Я молчу. Я думаю о том, что и впрямь не способен убить человека.
Она продолжает:
— Коломан не стал давать показания против тебя. Но при одном условии: после развода я должна оставить ему Виолетту. Мне пришлось подписать бумагу. Он заявил, что на него напал какой-то неизвестный.
— Ты не должна была подписывать, Лина. Я не боюсь тюрьмы.
— Я хотела спасти тебя от тюрьмы, потому что я люблю тебя, Шандор. Люблю больше, чем ты меня. Ведь если бы ты любил меня по-настоящему, ты бы просто уехал отсюда, и я бы тебя забыла.
— Но я-то не смогу забыть тебя, Лина. Никогда не смогу.
— Ничего, встретил бы другую женщину…
— Никакая другая не будет тобой, не будет Линой.
— Меня зовут Каролина. А Лина — одна из твоих вылумок. Наверное, всех своих женщин ты зовешь Линой.
— Нет, только тебя одну. И раз уж ты все потеряла, оставайся со мной!
— Ты опять? Нет, ты просто безумен, Шандор. Ты принес мне одни несчастья. Разрушил мою жизнь. Из-за тебя я лишилась двоих детей. Я больше не хочу тебя видеть. Я хочу жить в той же стране, что и моя дочь. Прощай, Тобиаш.
Она встает. Выходит. Затворяет за собой дверь.
Я так и не сказал ей, что я ее брат. Я так и не сказал ей, что пытался убить нашего отца.
Что же до моей жизни, то ее можно рассказать в двух словах: Лина сперва явилась, потом ушла.
Но мысленно я все еще говорю с ней:
— Еще в детстве ты была злая и некрасивая. Мне почудилось, будто я влюблен в тебя. Но я ошибся. О нет, Лина, я не люблю тебя. Ни тебя и никого другого, и ничего в этой жизни мне не нужно, и не нужна сама жизнь.
Пассажиры корабля Мне кажется, небо готовится к дождю. А может, дождь уже прошел, пока я плакал.
Да, наверное так. Над моими ладонями воздух расцветился нежными красками, и небо между мрачными облаками стало прозрачно-голубым.
Солнце все еще там, цепляется боком за горизонт, готовое упасть. Фонари пустили корни в землю по обочинам.
Подбитая птица косо взметается в зыбком вечернем сумраке, но тотчас бессильно падает к моим ногам.

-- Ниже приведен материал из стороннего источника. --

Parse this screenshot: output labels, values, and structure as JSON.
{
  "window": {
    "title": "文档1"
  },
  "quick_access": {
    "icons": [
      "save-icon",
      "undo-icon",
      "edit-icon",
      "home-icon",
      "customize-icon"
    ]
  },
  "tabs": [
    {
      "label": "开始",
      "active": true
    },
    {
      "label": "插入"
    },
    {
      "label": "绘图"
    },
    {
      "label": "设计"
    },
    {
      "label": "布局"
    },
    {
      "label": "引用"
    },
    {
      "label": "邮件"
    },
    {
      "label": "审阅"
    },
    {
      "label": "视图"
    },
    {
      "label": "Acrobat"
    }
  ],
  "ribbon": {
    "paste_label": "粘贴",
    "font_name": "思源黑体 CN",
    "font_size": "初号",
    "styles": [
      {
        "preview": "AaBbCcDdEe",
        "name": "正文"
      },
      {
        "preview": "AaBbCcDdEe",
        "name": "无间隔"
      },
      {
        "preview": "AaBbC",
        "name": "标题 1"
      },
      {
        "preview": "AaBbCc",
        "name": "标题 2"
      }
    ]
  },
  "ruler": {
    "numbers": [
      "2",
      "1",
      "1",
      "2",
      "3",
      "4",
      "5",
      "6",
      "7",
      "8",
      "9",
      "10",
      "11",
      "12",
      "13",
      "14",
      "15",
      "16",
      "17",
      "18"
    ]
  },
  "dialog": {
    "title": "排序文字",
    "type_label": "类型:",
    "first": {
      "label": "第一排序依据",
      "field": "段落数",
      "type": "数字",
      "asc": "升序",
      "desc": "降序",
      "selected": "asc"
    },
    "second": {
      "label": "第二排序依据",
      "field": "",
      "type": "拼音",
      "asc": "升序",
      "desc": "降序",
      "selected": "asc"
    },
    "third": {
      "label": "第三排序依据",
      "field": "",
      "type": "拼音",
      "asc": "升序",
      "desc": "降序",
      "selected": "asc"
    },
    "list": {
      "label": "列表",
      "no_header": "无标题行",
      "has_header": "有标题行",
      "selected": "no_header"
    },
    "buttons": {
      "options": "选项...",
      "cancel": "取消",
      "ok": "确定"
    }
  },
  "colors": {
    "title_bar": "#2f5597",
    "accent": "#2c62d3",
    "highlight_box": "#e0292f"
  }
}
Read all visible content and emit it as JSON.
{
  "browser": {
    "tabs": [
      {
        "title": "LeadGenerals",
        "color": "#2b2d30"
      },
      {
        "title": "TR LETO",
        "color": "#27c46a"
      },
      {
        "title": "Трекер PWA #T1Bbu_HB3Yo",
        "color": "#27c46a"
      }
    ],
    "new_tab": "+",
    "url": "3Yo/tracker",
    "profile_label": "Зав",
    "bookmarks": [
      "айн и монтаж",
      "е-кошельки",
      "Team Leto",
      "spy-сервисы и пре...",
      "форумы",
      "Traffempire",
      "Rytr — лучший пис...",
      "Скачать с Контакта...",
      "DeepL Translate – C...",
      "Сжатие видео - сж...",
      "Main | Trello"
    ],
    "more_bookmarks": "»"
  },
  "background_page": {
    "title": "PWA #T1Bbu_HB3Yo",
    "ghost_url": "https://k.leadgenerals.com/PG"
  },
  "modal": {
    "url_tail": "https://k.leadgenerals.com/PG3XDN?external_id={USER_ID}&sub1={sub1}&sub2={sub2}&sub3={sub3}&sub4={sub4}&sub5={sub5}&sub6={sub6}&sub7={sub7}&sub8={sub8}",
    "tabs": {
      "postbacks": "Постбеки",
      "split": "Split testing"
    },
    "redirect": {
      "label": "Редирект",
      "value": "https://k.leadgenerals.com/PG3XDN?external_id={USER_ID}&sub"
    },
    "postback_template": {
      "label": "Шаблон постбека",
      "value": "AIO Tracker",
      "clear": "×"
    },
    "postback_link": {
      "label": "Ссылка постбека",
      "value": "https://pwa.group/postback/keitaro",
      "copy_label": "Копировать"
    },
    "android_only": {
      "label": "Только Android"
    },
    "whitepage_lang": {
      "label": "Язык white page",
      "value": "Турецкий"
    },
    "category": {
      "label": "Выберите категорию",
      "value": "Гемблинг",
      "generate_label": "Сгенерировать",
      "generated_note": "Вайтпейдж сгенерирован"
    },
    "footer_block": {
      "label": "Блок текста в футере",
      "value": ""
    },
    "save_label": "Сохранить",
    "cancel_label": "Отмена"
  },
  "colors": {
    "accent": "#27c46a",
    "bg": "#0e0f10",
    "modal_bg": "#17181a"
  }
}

«Я была огромной и тяжелой, — шепчет она. — Люди страшились моей тени, что накрывала их с приходом вечерней мглы. Но я тоже боялась — боялась падавших бомб. И я улетала далеко-далеко, но стоило опасности миновать, как я возвращалась и долго кружила над трупами.
Я любила смерть. Мне нравилось играть со смертью. Взлетев на вершину мрачной горы, я складывала крылья и камнем падала вниз. Но я никогда не достигала дна пропасти.